Estimada Roxana:
No puedo decirte si tu hermano de 21 años podrá controlar esfínteres, sobre todo porque entiendo que ya habéis intentado el entrenamiento en diferentes momentos de su vida. Por otro lado, más que una dificultad concreta para el control, parece que se trata de despistes en determinados momentos, probablemente porque no es muy consciente.
No obstante, si queréis intentarlo de nuevo yo os recomendaría que hagáis previamente un registro de los momentos del día en que suele ir al baño. A partir de los datos obtenidos de ese registro, se le sentaría alrededor de ese momento, por ejemplo, por la mañana después de desayunar. Si lo hace, se le felicitará efusivamente, mostrando de manera incluso exagerada nuestra alegría. Si no lo hace, no se hará ningún comentario, y se le sentará en otro momento posterior.
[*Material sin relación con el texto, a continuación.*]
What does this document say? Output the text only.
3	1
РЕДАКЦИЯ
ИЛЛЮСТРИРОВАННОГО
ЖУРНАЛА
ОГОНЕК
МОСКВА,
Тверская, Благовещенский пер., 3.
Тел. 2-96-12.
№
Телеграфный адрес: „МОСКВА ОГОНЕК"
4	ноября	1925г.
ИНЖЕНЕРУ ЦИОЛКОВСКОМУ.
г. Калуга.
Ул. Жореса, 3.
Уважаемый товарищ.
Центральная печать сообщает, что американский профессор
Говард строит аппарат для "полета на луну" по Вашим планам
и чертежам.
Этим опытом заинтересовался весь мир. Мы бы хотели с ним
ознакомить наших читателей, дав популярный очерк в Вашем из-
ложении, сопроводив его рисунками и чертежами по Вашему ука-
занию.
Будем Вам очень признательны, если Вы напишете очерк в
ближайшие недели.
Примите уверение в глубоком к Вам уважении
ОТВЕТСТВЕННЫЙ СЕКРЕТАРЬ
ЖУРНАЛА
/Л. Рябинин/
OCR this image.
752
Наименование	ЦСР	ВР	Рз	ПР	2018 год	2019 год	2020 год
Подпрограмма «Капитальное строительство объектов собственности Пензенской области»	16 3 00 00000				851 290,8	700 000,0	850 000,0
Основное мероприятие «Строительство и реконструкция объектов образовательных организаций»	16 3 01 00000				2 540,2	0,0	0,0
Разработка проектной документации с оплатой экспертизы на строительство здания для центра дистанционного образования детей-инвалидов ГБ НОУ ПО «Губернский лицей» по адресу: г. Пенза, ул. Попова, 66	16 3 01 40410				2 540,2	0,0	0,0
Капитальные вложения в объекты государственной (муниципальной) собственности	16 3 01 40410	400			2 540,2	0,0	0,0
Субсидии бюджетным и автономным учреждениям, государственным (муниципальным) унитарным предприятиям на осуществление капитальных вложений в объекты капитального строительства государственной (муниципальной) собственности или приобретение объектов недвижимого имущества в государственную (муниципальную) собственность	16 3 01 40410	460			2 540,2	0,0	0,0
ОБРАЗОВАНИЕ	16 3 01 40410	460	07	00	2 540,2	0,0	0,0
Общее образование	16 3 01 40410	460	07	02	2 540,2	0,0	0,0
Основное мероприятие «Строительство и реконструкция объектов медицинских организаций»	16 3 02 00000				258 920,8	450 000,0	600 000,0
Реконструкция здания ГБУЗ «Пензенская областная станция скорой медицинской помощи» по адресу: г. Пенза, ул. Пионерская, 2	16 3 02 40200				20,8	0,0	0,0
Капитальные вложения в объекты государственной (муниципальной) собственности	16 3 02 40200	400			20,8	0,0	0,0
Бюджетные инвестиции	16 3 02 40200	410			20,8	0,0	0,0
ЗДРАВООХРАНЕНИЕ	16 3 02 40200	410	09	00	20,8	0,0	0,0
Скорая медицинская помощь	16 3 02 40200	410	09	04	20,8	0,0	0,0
Si tiene algún “accidente” se le pedirá que nos ayude a cambiarse, sin darle mayor importancia.
Esa forma de actuar hace que el ir al baño sea una rutina más en su vida diaria, fácil de asimilar por él. Al principio, como decíamos, probablemente ni será consciente de su necesidad, pero con el tiempo puede que se vaya dando cuenta, llegando al punto que deseamos, que sería que sea él mismo el que avise.
Si comenzamos el entrenamiento y vemos que le sigue costando, lo mejor es dejarlo una temporada y volver a intentarlo más tarde. Lo más importante es no crear tensión en lo relacionado con el tema, de forma que no compliquemos un proceso de entrenamiento que lo que necesita fundamentalmente es tiempo y paciencia.